Business: 5 Ways to Increase Productivity at Work
NEWS – Productivity and operational efficiency are at the heart of profitability and growth, so streamlining the way an organization provides goods and services is high on the list of priorities for managers at all levels. Increasing productivity is a multi-faceted ambition, calling for a significant amount of consideration from managers, who consistently strive to get the most from their employees.
Running lean is the order of the day for successful businesses – many of which are still recovering from the recent economic downturn. Layoffs and cash flow issues forced many producers to reconsider the structure of their businesses, calling on employees to pick up additional responsibilities. As a result, peak productivity is center-stage at most facilities, prompting executives and managers to seek answers to the perennial question: “What does it take to increase productivity in the workplace?”
Fill the Toolbox
Maximum efficiency is a fleeting notion in today’s rapidly evolving, tech-influenced business environment. As soon as best practices and industry standards are established, they begin to change, creating the framework for the next wave of touchstones for success. Efficient managers recognize that high productivity relies on state of the art tools and methods, so they consistently strive to provide staff members with whatever they need to perform at high levels.
In some cases, technological enhancements are what’s required to grease the wheels of productivity, but there are other ways to stimulate success. Education and training, such as, equip staffers with cutting-edge knowledge about the industries they work in, enabling them to stay competitive by using innovative approaches.
Balanced Management Motivates Employees
Staying in favor among employees is important for managers and executives, but they must also vigorously represent organizational needs. Balancing the call of duty with the needs of staffers is a priority for successful managers, who consistently seek the sweet spot between chaos on one end of the spectrum and micro-management on the other.
Empathy plays a role in the relationship between bosses and their employees. While their obligations to the company may prevent them from acting in certain ways, bosses who show consistency and understanding cannot be faulted by their staff. Fair, yet firm guidance is appropriate in most cases, with prevailing industry standards determining acceptable behavior on the job. Productivity is highest when employees feel as though their needs are considered along those of the organization.
Lead by Example
Managers mobilize support and productivity by exhibiting values their employees can relate too. In a similar way, the entire culture of an organization reflects the way upper executives and upper-level managers conduct themselves on the job. Just as children emulate their parents’ qualities – for better or worse, staffers adopt the prevailing standards they experience in the workplace. Lost productivity could be a result of lax standards emanating from above, resulting in regressive double standards. Successful business leaders display the core values of their companies through their actions, furnishing tangible examples of what the organization stands for.
Respond to Feedback
Productivity is highest when employers recognize their employees’ priorities and respond to the feedback they provide.

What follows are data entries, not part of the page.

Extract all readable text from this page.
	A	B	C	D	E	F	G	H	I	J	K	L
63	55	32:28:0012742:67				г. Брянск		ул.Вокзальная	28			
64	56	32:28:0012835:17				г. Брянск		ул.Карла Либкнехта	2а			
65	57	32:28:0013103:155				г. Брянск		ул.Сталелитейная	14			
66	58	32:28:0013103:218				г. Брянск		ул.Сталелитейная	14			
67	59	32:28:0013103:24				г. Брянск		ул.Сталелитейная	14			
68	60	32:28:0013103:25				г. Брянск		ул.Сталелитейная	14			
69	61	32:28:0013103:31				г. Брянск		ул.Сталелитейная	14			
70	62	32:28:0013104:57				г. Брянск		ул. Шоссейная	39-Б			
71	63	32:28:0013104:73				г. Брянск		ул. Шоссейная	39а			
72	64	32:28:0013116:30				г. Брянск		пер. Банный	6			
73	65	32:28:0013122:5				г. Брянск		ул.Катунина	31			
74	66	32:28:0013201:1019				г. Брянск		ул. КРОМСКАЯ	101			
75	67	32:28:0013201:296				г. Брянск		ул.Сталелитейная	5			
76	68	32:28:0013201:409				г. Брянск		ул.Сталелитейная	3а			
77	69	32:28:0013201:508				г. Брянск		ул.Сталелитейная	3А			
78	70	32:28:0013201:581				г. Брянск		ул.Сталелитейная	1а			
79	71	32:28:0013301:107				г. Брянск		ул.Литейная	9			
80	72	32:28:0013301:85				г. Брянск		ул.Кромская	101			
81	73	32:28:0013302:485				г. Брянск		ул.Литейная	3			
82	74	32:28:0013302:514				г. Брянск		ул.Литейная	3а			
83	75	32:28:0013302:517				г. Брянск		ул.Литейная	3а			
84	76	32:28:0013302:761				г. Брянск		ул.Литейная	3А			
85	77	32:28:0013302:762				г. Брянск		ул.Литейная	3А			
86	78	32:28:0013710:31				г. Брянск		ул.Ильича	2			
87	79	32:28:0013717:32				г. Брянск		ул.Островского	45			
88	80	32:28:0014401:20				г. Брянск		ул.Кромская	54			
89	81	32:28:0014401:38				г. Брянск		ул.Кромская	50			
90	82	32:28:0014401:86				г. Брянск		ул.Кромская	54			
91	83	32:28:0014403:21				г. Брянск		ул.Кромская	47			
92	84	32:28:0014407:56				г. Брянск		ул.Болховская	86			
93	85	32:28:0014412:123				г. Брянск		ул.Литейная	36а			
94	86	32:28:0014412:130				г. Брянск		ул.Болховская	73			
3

Most job roles are highly specialized, so the individuals’ carrying-out work tasks are best-equipped to offer suggestions for improvements to the workflow. While managers give their own brand of insight, they are well-served to take employee feedback to heart; resulting improvements may raise productivity. On the other hand, failing to respond to employee concerns undermines morale and doesn’t acknowledge the important contributions they make.
Offer the Right Rewards and Incentives
Performance incentives take various forms, which don’t always address employee needs. Effective leaders use targeted benefits to inspire productivity, striving to answer employee wants and needs precisely. Child care accommodations, for example, serve as coveted benefits because they decrease job-related stress levels and offer solutions for real-life challenges.
Fair compensation facilitates productivity among workers who believe they are making an equitable trade-off, exchanging time and expertise for cash. But keeping employees motivated over the long-term requires creative incentives. By giving employees what they need to achieve success, and considering their wants and needs alongside those of the company, effective business leaders get the most out of their staff members.